Cinq ouvrages, c'est la tradition, constituent la sélection, annoncée ce matin, du Prix Rossel, en Belgique. Il sera attribué le 7 décembre, ce qui laisse le temps aux libraires partenaires (la liste est longue) de présenter les livres aux lecteurs et à ceux-ci de les découvrir avant qu'il n'en reste qu'un. Comme l'écrit Jean-Claude Vantroyen dans Le Soir, il s'y trouve trois femmes et deux hommes, trois éditeurs français et deux éditeurs belges. Une belle variété qui ne s'encombre pas de calculs politico-littéraires et dont voici le détail.
Victoire de Changy, Une passion singulière (Autrement)

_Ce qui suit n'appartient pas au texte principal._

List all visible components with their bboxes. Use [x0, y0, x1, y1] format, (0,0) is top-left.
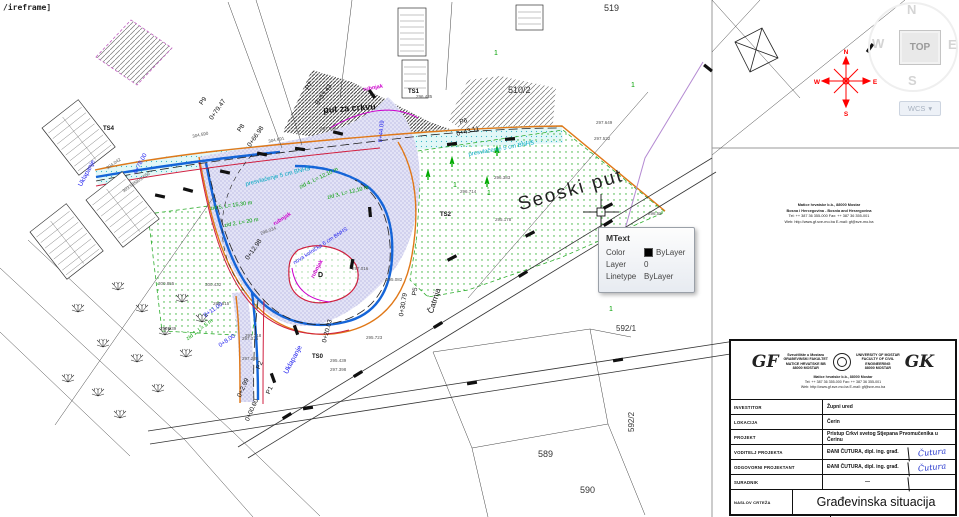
fac-addr-4: Web: http://www.gf.sve-mo.ba E-mail: gf@…	[748, 220, 910, 226]
tb-row-projektant: ODGOVORNI PROJEKTANTĐANI ČUTURA, dipl. i…	[731, 460, 955, 475]
viewcube-west[interactable]: W	[872, 36, 884, 51]
svg-text:N: N	[844, 49, 849, 56]
chevron-down-icon: ▾	[928, 104, 932, 113]
north-arrow-compass	[822, 57, 870, 107]
viewcube-wcs-menu[interactable]: WCS▾	[899, 101, 941, 116]
tb-row-naslov: NASLOV CRTEŽAGrađevinska situacija	[731, 490, 955, 515]
viewcube-east[interactable]: E	[948, 37, 957, 52]
viewcube-north[interactable]: N	[907, 2, 916, 17]
viewcube[interactable]: N W S E TOP WCS▾	[866, 0, 959, 125]
tb-row-suradnik: SURADNIK—	[731, 475, 955, 490]
hatched-parcel	[96, 20, 172, 85]
tb-row-voditelj: VODITELJ PROJEKTAĐANI ČUTURA, dipl. ing.…	[731, 445, 955, 460]
viewcube-south[interactable]: S	[908, 73, 917, 88]
autocad-canvas: NS WE put za crkvuSeoski putČatrnja51951…	[0, 0, 959, 517]
tb-row-investitor: INVESTITORŽupni ured	[731, 400, 955, 415]
tooltip-layer-value: 0	[644, 260, 648, 269]
tb-row-lokacija: LOKACIJAČerin	[731, 415, 955, 430]
tooltip-layer-label: Layer	[606, 260, 644, 269]
command-echo-text: /ireframe]	[3, 3, 51, 12]
university-seal	[833, 353, 851, 371]
rollover-tooltip: MText Color ByLayer Layer 0 Linetype ByL…	[598, 227, 695, 293]
institution-en: UNIVERSITY OF MOSTAR FACULTY OF CIVIL EN…	[856, 353, 900, 371]
tooltip-linetype-value: ByLayer	[644, 272, 673, 281]
svg-text:S: S	[844, 111, 849, 118]
title-block-header: GF Sveučilište u Mostaru GRAĐEVINSKI FAK…	[731, 341, 955, 400]
tb-row-projekt: PROJEKTPristup Crkvi svetog Stjepana Prv…	[731, 430, 955, 445]
tooltip-title: MText	[606, 233, 687, 243]
title-block: GF Sveučilište u Mostaru GRAĐEVINSKI FAK…	[729, 339, 957, 516]
title-block-address: Matice hrvatske b.b., 88000 Mostar Tel: …	[801, 375, 885, 390]
institution-hr: Sveučilište u Mostaru GRAĐEVINSKI FAKULT…	[784, 353, 828, 371]
rotated-structure	[735, 28, 778, 72]
tooltip-color-label: Color	[606, 248, 644, 257]
svg-text:W: W	[814, 79, 821, 86]
wcs-label: WCS	[908, 104, 926, 113]
tooltip-color-value: ByLayer	[656, 248, 685, 257]
faculty-address-block: Matice hrvatske b.b., 88000 Mostar Bosna…	[748, 203, 910, 226]
color-swatch	[644, 248, 653, 257]
gf-logo: GF	[752, 352, 779, 372]
drawing-title: Građevinska situacija	[793, 490, 955, 514]
gk-logo: GK	[905, 352, 934, 372]
tooltip-linetype-label: Linetype	[606, 272, 644, 281]
viewcube-top-face[interactable]: TOP	[899, 30, 941, 65]
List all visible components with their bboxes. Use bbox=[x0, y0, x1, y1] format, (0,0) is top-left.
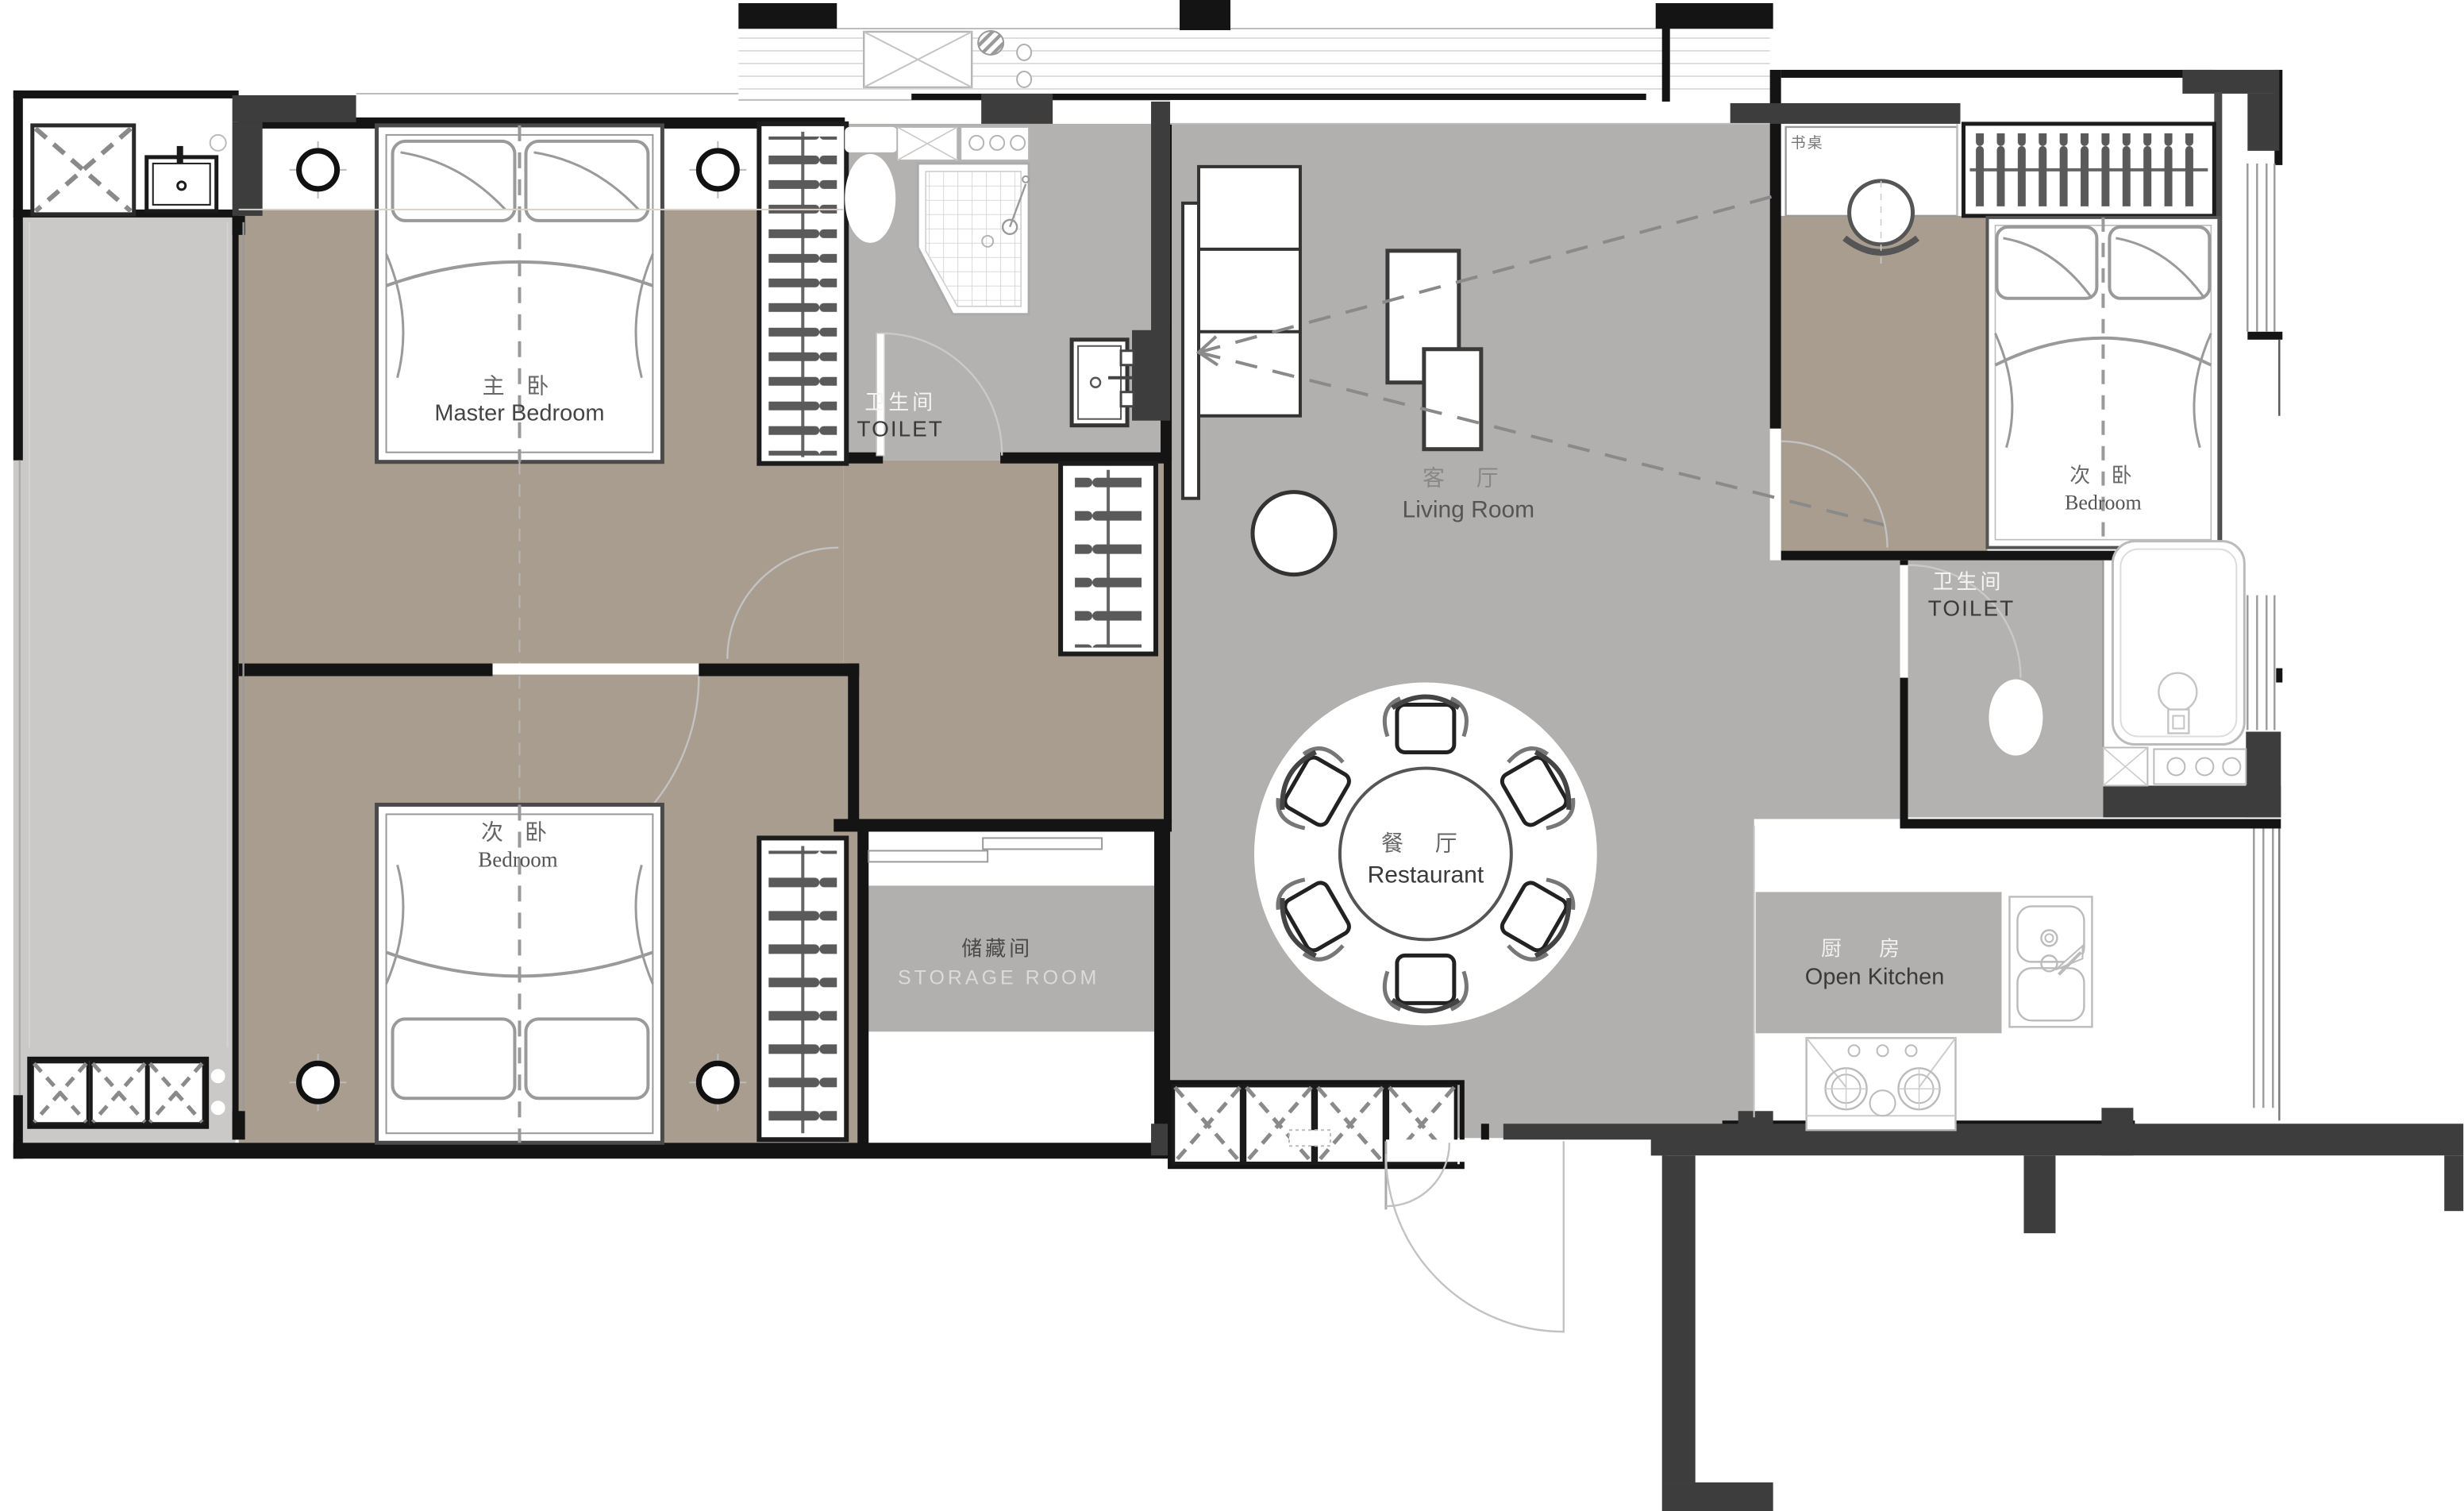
floor-plan-canvas: 主 卧 Master Bedroom 次 卧 bbox=[0, 0, 2464, 1511]
kitchen-label-zh: 厨 房 bbox=[1821, 936, 1915, 960]
kitchen-label-floor bbox=[1756, 892, 2002, 1033]
pillow-icon bbox=[1996, 227, 2096, 299]
washing-machine-icon bbox=[978, 31, 1031, 87]
master-label-zh: 主 卧 bbox=[483, 374, 557, 399]
pillow-icon bbox=[526, 1019, 648, 1098]
toilet1-label-zh: 卫生间 bbox=[864, 391, 936, 414]
kitchen-label-en: Open Kitchen bbox=[1805, 964, 1945, 989]
bedroom3-label-en: Bedroom bbox=[2065, 491, 2142, 515]
living-label-zh: 客 厅 bbox=[1423, 466, 1511, 491]
kitchen: 厨 房 Open Kitchen bbox=[1754, 825, 2092, 1130]
toilet-bowl-icon bbox=[845, 127, 897, 243]
bedroom2-wardrobe-icon bbox=[759, 838, 846, 1139]
laundry-cabinet-icon bbox=[33, 125, 134, 214]
master-label-en: Master Bedroom bbox=[434, 401, 604, 426]
walkway-cabinet-icon bbox=[864, 32, 972, 87]
storage-label-zh: 储藏间 bbox=[961, 936, 1033, 960]
entry-opening bbox=[1386, 1139, 1651, 1162]
bedroom2-label-zh: 次 卧 bbox=[481, 819, 555, 845]
hall-wardrobe-icon bbox=[1061, 464, 1156, 654]
bedroom3-floor bbox=[1781, 216, 1988, 551]
sliding-door-leaf bbox=[983, 838, 1102, 849]
toilet-bowl-icon bbox=[1989, 680, 2042, 756]
pillow-icon bbox=[393, 1019, 515, 1098]
dining-label-zh: 餐 厅 bbox=[1381, 831, 1470, 855]
basin-icon bbox=[1072, 340, 1134, 426]
dining-label-en: Restaurant bbox=[1368, 862, 1484, 888]
toilet1-label-en: TOILET bbox=[857, 417, 944, 441]
entry-door-arc bbox=[1386, 1141, 1564, 1332]
sliding-door-leaf bbox=[868, 850, 988, 862]
pillow-icon bbox=[2109, 227, 2209, 299]
gas-stove-icon bbox=[1807, 1038, 1956, 1130]
bedroom2-label-en: Bedroom bbox=[478, 847, 557, 871]
bath-vanity-icon bbox=[2103, 748, 2246, 786]
dining-area: 餐 厅 Restaurant bbox=[1254, 683, 1597, 1026]
side-table-icon bbox=[1253, 492, 1335, 575]
living-label-en: Living Room bbox=[1403, 497, 1535, 523]
bedroom3-label-zh: 次 卧 bbox=[2069, 464, 2139, 488]
kitchen-sink-icon bbox=[2009, 896, 2092, 1027]
door-mat bbox=[1289, 1130, 1330, 1146]
balcony-floor bbox=[13, 216, 236, 1143]
toilet2-label-zh: 卫生间 bbox=[1933, 570, 2004, 594]
desk-label: 书桌 bbox=[1791, 134, 1824, 152]
bathtub-icon bbox=[2112, 542, 2244, 745]
balcony-cabinets bbox=[29, 1058, 225, 1127]
storage-label-en: STORAGE ROOM bbox=[898, 966, 1099, 989]
coffee-table-icon bbox=[1424, 349, 1481, 449]
toilet2-label-en: TOILET bbox=[1928, 596, 2015, 621]
master-wardrobe-icon bbox=[759, 124, 846, 464]
bedroom3-wardrobe-icon bbox=[1964, 124, 2215, 216]
shower-shelf-icon bbox=[897, 127, 1029, 160]
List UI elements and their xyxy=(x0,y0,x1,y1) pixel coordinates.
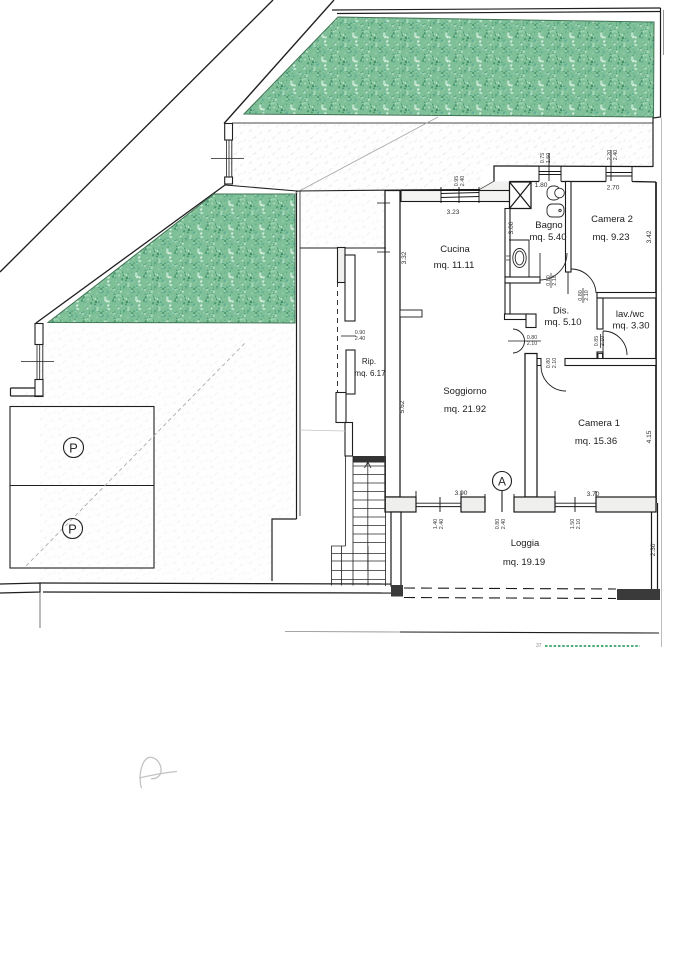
svg-text:3.90: 3.90 xyxy=(455,490,468,497)
svg-text:mq. 9.23: mq. 9.23 xyxy=(593,232,630,243)
svg-text:mq. 5.40: mq. 5.40 xyxy=(530,232,567,243)
svg-text:2.40: 2.40 xyxy=(439,519,445,530)
svg-text:2.10: 2.10 xyxy=(576,519,582,530)
svg-text:mq. 15.36: mq. 15.36 xyxy=(575,436,617,447)
svg-text:Loggia: Loggia xyxy=(511,538,540,549)
svg-text:37: 37 xyxy=(536,643,542,649)
svg-text:2.30: 2.30 xyxy=(650,543,657,556)
svg-text:2.40: 2.40 xyxy=(613,150,619,161)
svg-text:2.40: 2.40 xyxy=(501,519,507,530)
svg-text:2.10: 2.10 xyxy=(552,275,558,286)
svg-text:mq. 11.11: mq. 11.11 xyxy=(434,260,475,271)
svg-text:4.15: 4.15 xyxy=(646,430,653,443)
svg-text:Soggiorno: Soggiorno xyxy=(443,386,486,397)
svg-text:2.10: 2.10 xyxy=(552,358,558,369)
svg-text:2.70: 2.70 xyxy=(607,185,620,192)
svg-text:2.40: 2.40 xyxy=(460,176,466,187)
svg-text:mq. 3.30: mq. 3.30 xyxy=(613,321,650,332)
svg-text:3.42: 3.42 xyxy=(646,230,653,243)
svg-text:Rip.: Rip. xyxy=(362,357,376,366)
svg-text:Cucina: Cucina xyxy=(440,244,470,255)
svg-text:Dis.: Dis. xyxy=(553,306,569,317)
svg-text:2.10: 2.10 xyxy=(527,341,538,347)
svg-text:P: P xyxy=(68,522,77,537)
svg-text:A: A xyxy=(498,475,506,489)
svg-text:5.62: 5.62 xyxy=(399,400,406,413)
svg-text:mq. 21.92: mq. 21.92 xyxy=(444,404,486,415)
svg-text:P: P xyxy=(69,441,78,456)
svg-text:mq. 6.17: mq. 6.17 xyxy=(354,369,386,378)
svg-text:mq. 5.10: mq. 5.10 xyxy=(545,317,582,328)
svg-text:1.80: 1.80 xyxy=(535,182,548,189)
svg-text:3.70: 3.70 xyxy=(587,491,600,498)
svg-text:3.00: 3.00 xyxy=(508,221,515,234)
svg-text:2.40: 2.40 xyxy=(355,336,366,342)
svg-text:3.23: 3.23 xyxy=(447,209,460,216)
svg-text:1.50: 1.50 xyxy=(546,153,552,164)
svg-text:mq. 19.19: mq. 19.19 xyxy=(503,557,545,568)
svg-text:Bagno: Bagno xyxy=(535,220,562,231)
svg-text:2.10: 2.10 xyxy=(584,290,590,301)
svg-text:3.32: 3.32 xyxy=(401,251,408,264)
svg-text:Camera 1: Camera 1 xyxy=(578,418,620,429)
svg-text:Camera 2: Camera 2 xyxy=(591,214,633,225)
svg-text:2.10: 2.10 xyxy=(600,336,606,347)
svg-text:lav./wc: lav./wc xyxy=(616,309,645,320)
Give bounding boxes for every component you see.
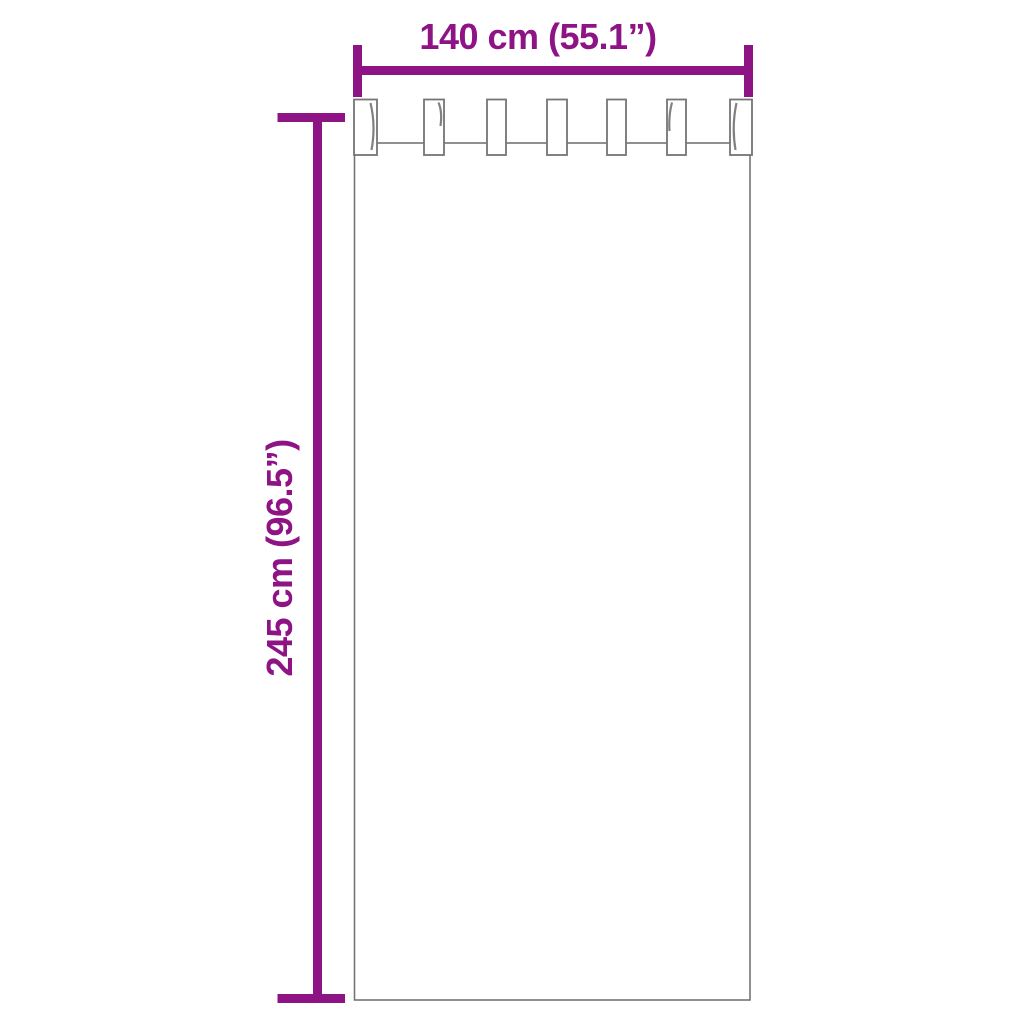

Je n'avais pas lu ce premier roman à sa sortie le 30 août, j'avoue que j'étais un peu méfiant malgré l'enthousiasme manifesté par l'éditeur. J'avais tort. Cette simple histoire d'amour aborde toute la complexité d'une relation fondée sur une passion forte, dans laquelle il ne peut y avoir d'habitudes sous peine d'épuisement des partenaires. Or, il n'y a que cela, des habitudes. L'homme à la voix de cendres et la femme plus jeune que lui tentent bien de mettre sans cesse leurs liens à l'épreuve des surprises. Mais les plus grandes surprises n'arrivent qu'à la fin, elles révèlent ce que nous n'attendions pas du tout devant le tableau piquant d'un couple d'amants.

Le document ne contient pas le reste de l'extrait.